If Your Fingers Look Like This, You Might Have High Blood Pressure

Between 60 and 80 times a minute, your heart pumps blood through your arteries to reach all parts of your body. The pressure placed on the walls of your arteries is your blood pressure. A normal blood pressure is less than 120 systolic and 80 diastolic, or 120/80 mmHg. Any reading higher than that means more stress on your arteries which makes them less elastic over time. That can lead to less blood circulating through your body, causing a heart attack, stroke, or kidney disease.

The American Heart Association says that high blood pressure occurs in almost half of the U.S. population, and many of those people aren't aware of their condition because it often doesn't have symptoms. Yet those with a blood pressure of 180/120 mmHg could have severe headaches, difficulty breathing, blurred vision, confusion, or buzzing in the ears (per World Health Organization). Another sign of high blood pressure might be swollen fingers and feet.

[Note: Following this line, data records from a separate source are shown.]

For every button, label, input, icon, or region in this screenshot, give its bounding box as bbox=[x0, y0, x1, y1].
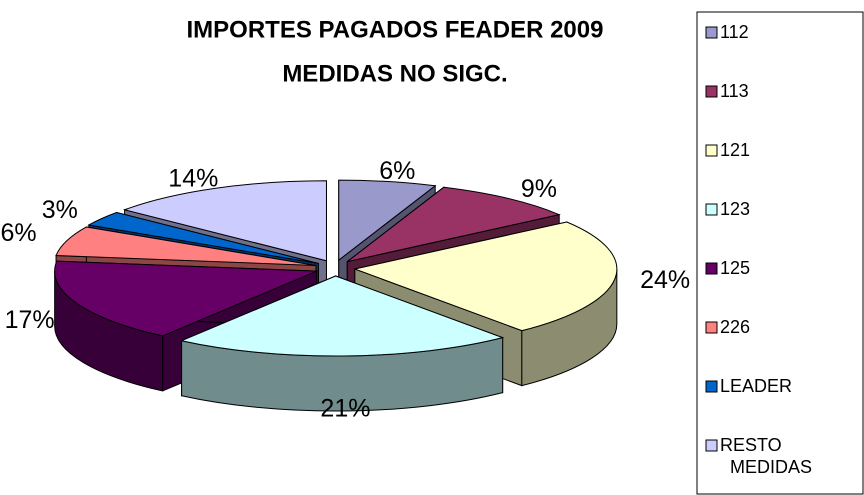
slice-top bbox=[338, 179, 437, 262]
legend-swatch bbox=[705, 203, 718, 216]
legend-swatch bbox=[705, 439, 718, 452]
chart-title: MEDIDAS NO SIGC. bbox=[282, 60, 507, 87]
legend-label: 226 bbox=[720, 317, 750, 337]
slice-top bbox=[55, 226, 317, 267]
slice-top bbox=[122, 180, 327, 262]
legend-label: 113 bbox=[720, 81, 749, 101]
data-label: 6% bbox=[379, 157, 415, 185]
data-label: 21% bbox=[320, 395, 370, 423]
legend-swatch bbox=[705, 26, 718, 39]
legend-label: 121 bbox=[720, 140, 750, 160]
slice-top bbox=[179, 275, 505, 357]
legend-box bbox=[696, 11, 864, 495]
legend-label: 123 bbox=[720, 199, 750, 219]
legend-swatch bbox=[705, 85, 718, 98]
data-label: 9% bbox=[521, 175, 557, 203]
legend-swatch bbox=[705, 262, 718, 275]
slice-top bbox=[87, 211, 319, 264]
data-label: 3% bbox=[42, 196, 78, 224]
data-label: 14% bbox=[168, 164, 218, 192]
legend-label: LEADER bbox=[720, 376, 792, 396]
slice bbox=[179, 275, 505, 412]
legend-swatch bbox=[705, 380, 718, 393]
legend-swatch bbox=[705, 321, 718, 334]
data-label: 6% bbox=[0, 219, 36, 247]
data-label: 17% bbox=[5, 306, 55, 334]
slice-top bbox=[353, 221, 618, 332]
legend-label: RESTO MEDIDAS bbox=[720, 435, 812, 477]
chart-title: IMPORTES PAGADOS FEADER 2009 bbox=[187, 16, 604, 43]
slice-top bbox=[346, 186, 561, 263]
data-label: 24% bbox=[640, 266, 690, 294]
legend-swatch bbox=[705, 144, 718, 157]
legend-label: 125 bbox=[720, 258, 750, 278]
slice-top bbox=[54, 260, 317, 337]
legend-label: 112 bbox=[720, 22, 749, 42]
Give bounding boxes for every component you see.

Your fingers might swell if you have high blood pressure

Your heart needs to work harder to pump blood through your body, and sometimes blood has a hard time returning from the extremities back to the heart. That could result in your fingers feeling swollen. High blood pressure is often caused by high amounts of sodium in the diet, causing you to retain more water. This excess fluid can make your rings feel tight. If this occurs often, you might want to get your blood pressure checked.

Uncontrolled high blood pressure could lead to kidney disease. Your kidneys have the job of removing waste from your blood and keeping your fluids in balance. If your kidneys don't have sufficient blood supply, they can't do their job. This can lead to edema, or a buildup of fluid in your tissues. Swelling from edema is usually in the legs and feet, but you might also feel it in your arms. Even medications for high blood pressure could cause your fingers and hands to be swollen.

Steps you can take to control your high blood pressure

Diets high in sodium and saturated fat while low in fruits and vegetables can put you at risk for high blood pressure. Alcohol and tobacco use, obesity, aging, family history, and lack of exercise also can factor into your risk for high blood pressure.

A medical professional will often check your blood pressure whenever you visit a doctor, but the Office of Disease Prevention and Health Promotion suggests getting your blood pressure checked every three to five years if you're under 40 years old and aren't at high risk for high blood pressure. People 40 and over should have their blood pressure checked once a year.

If your blood pressure is elevated or high, your medical team might suggest lifestyle changes to lower your blood pressure without medication. This includes cutting back on sodium in your diet or adopting the DASH eating plan. You'll also want to include at least 150 minutes of exercise each week to bring down your blood pressure. Even if you need to take blood pressure medication, these lifestyle changes can make the medication more effective.